Il est resté occupé pendant sa retraite, en tant que commentateur à la télévision, écrivant des livres et travaillant à nouveau avec son ancien adversaire au Sénat, George McGovern, sur les problèmes de malnutrition infantile. Mais sa coda sur le parquet du Sénat fin 2012 était un triste commentaire sur la façon dont les temps avaient changé. Il a été amené à manifester son soutien symbolique à la convention des Nations Unies pour les personnes handicapées, mais le Sénat a voté contre la ratification au motif qu’elle pourrait porter atteinte à la souveraineté américaine.
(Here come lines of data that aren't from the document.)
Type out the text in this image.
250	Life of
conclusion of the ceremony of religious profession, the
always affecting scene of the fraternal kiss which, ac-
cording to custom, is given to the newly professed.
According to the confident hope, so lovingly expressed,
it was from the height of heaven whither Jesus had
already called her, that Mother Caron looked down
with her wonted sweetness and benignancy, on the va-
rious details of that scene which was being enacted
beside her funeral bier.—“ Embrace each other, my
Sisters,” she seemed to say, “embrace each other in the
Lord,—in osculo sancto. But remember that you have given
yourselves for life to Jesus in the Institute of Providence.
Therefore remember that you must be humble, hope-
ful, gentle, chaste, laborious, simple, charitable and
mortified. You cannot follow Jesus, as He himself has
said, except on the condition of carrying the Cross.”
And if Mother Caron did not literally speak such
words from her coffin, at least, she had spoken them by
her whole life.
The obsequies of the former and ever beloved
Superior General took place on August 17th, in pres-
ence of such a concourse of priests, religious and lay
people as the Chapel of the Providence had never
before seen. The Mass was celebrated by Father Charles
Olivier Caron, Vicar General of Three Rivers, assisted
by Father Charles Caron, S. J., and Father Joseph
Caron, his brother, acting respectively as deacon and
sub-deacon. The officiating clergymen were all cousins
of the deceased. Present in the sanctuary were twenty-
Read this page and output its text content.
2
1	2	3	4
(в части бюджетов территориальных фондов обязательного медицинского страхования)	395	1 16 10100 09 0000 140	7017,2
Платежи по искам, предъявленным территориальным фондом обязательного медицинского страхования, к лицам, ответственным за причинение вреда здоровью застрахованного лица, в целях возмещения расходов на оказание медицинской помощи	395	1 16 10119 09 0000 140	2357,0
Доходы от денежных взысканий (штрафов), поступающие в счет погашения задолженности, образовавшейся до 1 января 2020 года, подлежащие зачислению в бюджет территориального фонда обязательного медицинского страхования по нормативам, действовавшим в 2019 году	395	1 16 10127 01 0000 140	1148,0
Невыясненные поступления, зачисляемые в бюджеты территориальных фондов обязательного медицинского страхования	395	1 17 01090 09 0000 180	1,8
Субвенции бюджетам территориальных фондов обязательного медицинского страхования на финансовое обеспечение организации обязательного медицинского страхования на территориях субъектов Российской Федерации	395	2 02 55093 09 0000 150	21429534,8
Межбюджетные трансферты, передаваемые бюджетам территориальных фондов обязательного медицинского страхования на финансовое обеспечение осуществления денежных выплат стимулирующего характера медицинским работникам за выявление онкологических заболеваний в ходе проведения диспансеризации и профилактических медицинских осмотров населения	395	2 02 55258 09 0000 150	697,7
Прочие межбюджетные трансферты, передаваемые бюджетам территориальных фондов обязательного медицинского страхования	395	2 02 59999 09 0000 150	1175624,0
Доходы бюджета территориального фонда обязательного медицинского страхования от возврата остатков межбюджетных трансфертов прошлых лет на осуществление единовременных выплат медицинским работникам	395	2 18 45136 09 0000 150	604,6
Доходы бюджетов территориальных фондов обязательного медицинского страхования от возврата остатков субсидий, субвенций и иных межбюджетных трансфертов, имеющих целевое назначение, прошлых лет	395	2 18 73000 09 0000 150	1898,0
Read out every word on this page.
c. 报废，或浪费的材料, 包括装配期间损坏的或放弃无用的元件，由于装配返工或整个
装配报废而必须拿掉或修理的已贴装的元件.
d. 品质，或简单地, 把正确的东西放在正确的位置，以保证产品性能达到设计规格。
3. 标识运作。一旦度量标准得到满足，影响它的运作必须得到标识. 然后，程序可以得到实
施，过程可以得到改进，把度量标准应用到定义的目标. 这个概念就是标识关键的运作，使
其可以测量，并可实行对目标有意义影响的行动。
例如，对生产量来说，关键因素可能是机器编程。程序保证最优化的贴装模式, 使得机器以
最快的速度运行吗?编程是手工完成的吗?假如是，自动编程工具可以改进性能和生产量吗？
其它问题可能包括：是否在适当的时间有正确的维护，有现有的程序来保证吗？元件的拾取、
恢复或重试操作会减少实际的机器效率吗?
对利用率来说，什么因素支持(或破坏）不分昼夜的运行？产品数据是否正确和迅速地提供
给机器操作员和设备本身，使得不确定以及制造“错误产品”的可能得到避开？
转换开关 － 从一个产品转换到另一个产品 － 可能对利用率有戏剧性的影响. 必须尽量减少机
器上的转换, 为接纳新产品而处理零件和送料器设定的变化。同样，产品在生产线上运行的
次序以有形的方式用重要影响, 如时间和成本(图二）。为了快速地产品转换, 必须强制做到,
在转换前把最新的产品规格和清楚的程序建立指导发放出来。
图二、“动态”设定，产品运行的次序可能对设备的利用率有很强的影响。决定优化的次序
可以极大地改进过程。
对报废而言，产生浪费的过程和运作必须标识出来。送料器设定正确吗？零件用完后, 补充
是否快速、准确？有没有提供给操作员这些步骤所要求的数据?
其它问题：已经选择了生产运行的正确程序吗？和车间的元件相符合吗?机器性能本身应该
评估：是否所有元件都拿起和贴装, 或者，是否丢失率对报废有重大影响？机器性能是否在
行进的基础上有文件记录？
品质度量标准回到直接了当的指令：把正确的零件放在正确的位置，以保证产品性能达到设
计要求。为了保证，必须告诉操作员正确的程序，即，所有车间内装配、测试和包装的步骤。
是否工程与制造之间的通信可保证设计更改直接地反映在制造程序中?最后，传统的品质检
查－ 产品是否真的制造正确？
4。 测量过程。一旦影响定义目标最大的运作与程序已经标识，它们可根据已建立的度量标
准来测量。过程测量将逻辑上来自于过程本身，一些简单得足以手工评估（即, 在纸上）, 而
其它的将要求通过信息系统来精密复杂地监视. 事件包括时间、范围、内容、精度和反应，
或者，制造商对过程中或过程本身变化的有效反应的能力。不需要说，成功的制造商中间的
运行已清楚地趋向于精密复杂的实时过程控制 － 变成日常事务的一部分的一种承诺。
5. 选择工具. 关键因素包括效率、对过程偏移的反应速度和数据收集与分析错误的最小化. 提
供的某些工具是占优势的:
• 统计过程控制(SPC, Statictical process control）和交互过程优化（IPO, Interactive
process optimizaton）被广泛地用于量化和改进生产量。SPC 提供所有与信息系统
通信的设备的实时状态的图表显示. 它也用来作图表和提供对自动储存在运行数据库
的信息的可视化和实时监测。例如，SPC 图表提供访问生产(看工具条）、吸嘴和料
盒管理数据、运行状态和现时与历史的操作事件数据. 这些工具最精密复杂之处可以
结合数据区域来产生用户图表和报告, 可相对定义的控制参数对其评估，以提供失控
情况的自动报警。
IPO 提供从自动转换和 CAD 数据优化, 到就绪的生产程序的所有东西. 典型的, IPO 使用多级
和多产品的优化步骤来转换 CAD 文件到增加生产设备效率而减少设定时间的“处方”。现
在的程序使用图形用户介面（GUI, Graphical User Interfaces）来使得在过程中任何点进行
Dole a été marié deux fois, d’abord à Phyllis Holden, avec qui il a eu une fille et dont il a divorcé en 1972 (elle est décédée en 2008). En 1975, il épousa Elizabeth « Liddy » Hanford, une figure politique considérable à part entière, plus tard secrétaire aux transports et au travail dans les administrations Reagan et Bush respectivement et sénatrice républicaine de Caroline du Nord de 2003 à 2008. Comme son mari, elle s’est brièvement présentée à l’investiture républicaine en 2000. Ils ont formé le couple d’initiés par excellence de Washington et elle lui survit.

Sa fondation a annoncé que Dole était décédé tôt dimanche dans son sommeil, notant qu’il avait « servi fidèlement les États-Unis d’Amérique pendant 79 ans ».